– Это меня не касается, – промолвил князь Гессенский. – Но, генерал, прикажите в таком случае еще сегодня ударить на те две тысячи поляков, что стоят в нашем стане; если вы этого не сделаете, завтра они ударят на нас. И без того шведскому солдату безопаснее повстречаться с волчьей стаей, нежели с ними у их шатров. Вот все, что я хотел сказать, а засим позвольте пожелать вам всего наилучшего.
С этими словами он вышел вон.
Миллер понял, что зашел слишком далеко. Однако он не отменил своего приказа, и в тот же день на глазах у всего монастыря начали ставить виселицу. В то же время шведы, пользуясь заключенным перемирием, стали еще ближе подходить к стенам, не переставая глумиться, ругаться, кощунствовать и обзывать поляков. Целые толпы их карабкались на гору; они сбивались такими плотными кучами, точно решили идти на приступ.
Но тут Кмициц, которого не заковали в цепи, как ни просил он об этом, совсем потерял терпение и так метко ахнул из пушки в самую большую кучу, что уложил наповал всех солдат, которых взял на прицел.
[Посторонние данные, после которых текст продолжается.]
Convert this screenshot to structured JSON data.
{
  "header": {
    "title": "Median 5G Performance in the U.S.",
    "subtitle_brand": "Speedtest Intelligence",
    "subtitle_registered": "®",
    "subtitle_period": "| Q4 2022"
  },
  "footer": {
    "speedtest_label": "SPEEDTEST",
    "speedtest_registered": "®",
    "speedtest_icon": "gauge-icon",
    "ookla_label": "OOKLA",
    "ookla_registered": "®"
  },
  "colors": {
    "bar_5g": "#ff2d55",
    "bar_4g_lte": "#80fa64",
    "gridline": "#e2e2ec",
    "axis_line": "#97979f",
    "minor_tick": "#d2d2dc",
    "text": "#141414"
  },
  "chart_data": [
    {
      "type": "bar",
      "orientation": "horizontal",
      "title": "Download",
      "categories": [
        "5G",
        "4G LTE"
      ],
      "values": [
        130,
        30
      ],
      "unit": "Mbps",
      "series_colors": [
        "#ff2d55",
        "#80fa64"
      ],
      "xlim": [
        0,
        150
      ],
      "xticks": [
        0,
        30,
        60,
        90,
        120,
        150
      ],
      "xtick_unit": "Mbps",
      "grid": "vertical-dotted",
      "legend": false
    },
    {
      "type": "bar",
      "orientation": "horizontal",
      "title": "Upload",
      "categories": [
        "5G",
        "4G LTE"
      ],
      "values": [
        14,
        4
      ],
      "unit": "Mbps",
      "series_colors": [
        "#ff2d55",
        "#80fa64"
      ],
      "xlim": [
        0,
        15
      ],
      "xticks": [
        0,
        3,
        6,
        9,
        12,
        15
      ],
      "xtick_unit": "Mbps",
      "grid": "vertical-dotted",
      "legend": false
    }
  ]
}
Это явилось как бы сигналом, тотчас безо всякого приказа, напротив, вопреки ему, заревели все пушки, грянули ружья и дробовики.
Шведы, оказавшись всюду в поле огня, с воплем и криком бросились наутек, устилая трупами дорогу.
Чарнецкий подскочил к Кмицицу.
– А ты знаешь, что за это пуля в лоб?
– Знаю, мне все едино! Пусть!
– Тогда хорошо целься!
Кмициц хорошо целился.
Вскоре, однако, ему не во что стало целиться. Между тем в шведском стане поднялось страшное смятение: но было совершенно очевидно, что шведы первые нарушили перемирие, и сам Миллер признал в душе, что ясногорцы правы.
Мало того. Кмициц и не предполагал, что своим выстрелом он может спасти жизнь отцов, а между тем именно после его выстрела Миллер окончательно убедился, что ясногорцы, если довести их до крайности, могут и впрямь пожертвовать двумя своими собратьями для блага церкви и монастыря. Уразумел генерал и то, что если волос упадет с головы послов, ничего, кроме такой пальбы, он от монастыря больше не услышит.
На следующий день он пригласил обоих заключенных монахов на обед, а на третий день отпустил их в монастырь.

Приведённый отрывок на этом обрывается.